Turns out, this was the one time it actually WAS the truth when she said "I'm holding it for a friend." The poor girl's older sisters bought it for her as a birthday gift (awkward!), and HER mom found it and flipped the fuck out.
Instead of just chunking the damn thing in the garbage, she asks my niece to keep it for her. So my dumbass niece is apparently like "oh ok cool I'll hold on to your neon pink dildo, no problem."
One day, my sister goes looking for the remote to the TV and finds the dildo instead. After a lot of discussion with me and my mom, she finally decides that the best thing to do is just ask her about it. And my niece tells her the story. Sister, obviously, doesn't believe her, because, well, teenagers think parents are stupid.
So my niece calls this friend, and this poor girl, after getting a dildo as a birthday gift, getting her ass chewed by her mom, asking her friend to hide said dildo, then has to admit to her friend's mom that it IS, in fact, hers.
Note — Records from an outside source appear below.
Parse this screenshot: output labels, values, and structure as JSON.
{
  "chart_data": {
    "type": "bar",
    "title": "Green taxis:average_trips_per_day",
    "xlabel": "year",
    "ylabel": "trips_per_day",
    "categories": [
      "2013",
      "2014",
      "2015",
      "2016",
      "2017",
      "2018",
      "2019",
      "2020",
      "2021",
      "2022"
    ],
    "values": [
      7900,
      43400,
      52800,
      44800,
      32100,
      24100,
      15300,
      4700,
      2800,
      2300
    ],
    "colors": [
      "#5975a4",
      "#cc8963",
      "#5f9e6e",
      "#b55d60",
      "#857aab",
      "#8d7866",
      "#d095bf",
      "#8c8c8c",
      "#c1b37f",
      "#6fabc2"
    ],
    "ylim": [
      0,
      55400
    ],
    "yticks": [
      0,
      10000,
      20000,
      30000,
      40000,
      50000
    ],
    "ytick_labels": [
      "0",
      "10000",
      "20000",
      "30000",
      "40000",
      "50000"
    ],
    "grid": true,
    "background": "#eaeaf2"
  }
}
There was a radio talk show host that mentioned this exact thing --- finding the plastic fantastic lovah in a daughter's drawer.
Everybody was like "Oh that's unacceptable...." Lady, would you rather your daughter pleasure herself or be sexually active with who knows who before she's ready to even venture into that direction? Gah.
That was pretty much what I told my sister. We knew she had already had sex with her ex-boyfriend (not ex at the time of the sex). I'd rather her have 10 dildos than have sex with some random little dickwad.
The way I see it, she's 17. It's beyond time for her to figure out her own body.
I am not going to lie, I would have died if my mother had found any of my toys and I certainly don't want to find it in my little girl's room. I'm fine with her having one, but I don't need any in your face evidence. It's all covered under the "don't ask, don't tell" policy.
I am not going to lie, I would have died if my mother had found any of my toys and I certainly don't want to find it in my little girl's room. I'm fine with her having one, but I don't need any in your face evidence. It's all covered under the "don't ask, don't tell" policy.
One more point in the notfittobeamother column.
I actually think this is a point in the "awesome mom" column. Realistic without being too "I'm your friend not your mom."
This reminds me of what happened when I was in college. I was a junior I think I at the time. That weekend I stayed with a friend and we had gone out to get another friend a gag gift: fuzzy handcuffs. At the end of the weekend I threw them in my duffle bag since her birthday was the next week, dropped my duffle bag off in my bedroom (I was still living with my parents) and went to school. My parents decided to be nice and do my laundry for me so I didn't have to worry about it. Guess what they found? My mom asked me about it that night and I laughed and told her who they were for. I made sure to get a lockbox for any toys after that.....
1.) I see absolutely no problem with a 17 year old owning a sex toy. Like someone else said, by that age I'd *hope* they know their own body and see no problem with masturbation.
2.) I was still living with my parents when I was 20 and going to school/working. My long distance boyfriend had sent me a couple of toys and and a camcorder that took still pictures. Guess what my mom found one day?
Yup. No idea what she was doing digging around under my bed, but she found everything including pictures that were still on the camcorder. Yeahhhhhh... she screamed at me a lot that day but oddly enough a while later she took a Human Sexuality class with me at the college and she relaxed a lot and opened up about her views.
Sure! Though it may look a little strange if they have two daughters with the same exact name. You come with kids, so they'd probably just swap us out.
Sure! Though it may look a little strange if they have two daughters with the same exact name. You come with kids, so they'd probably just swap us out.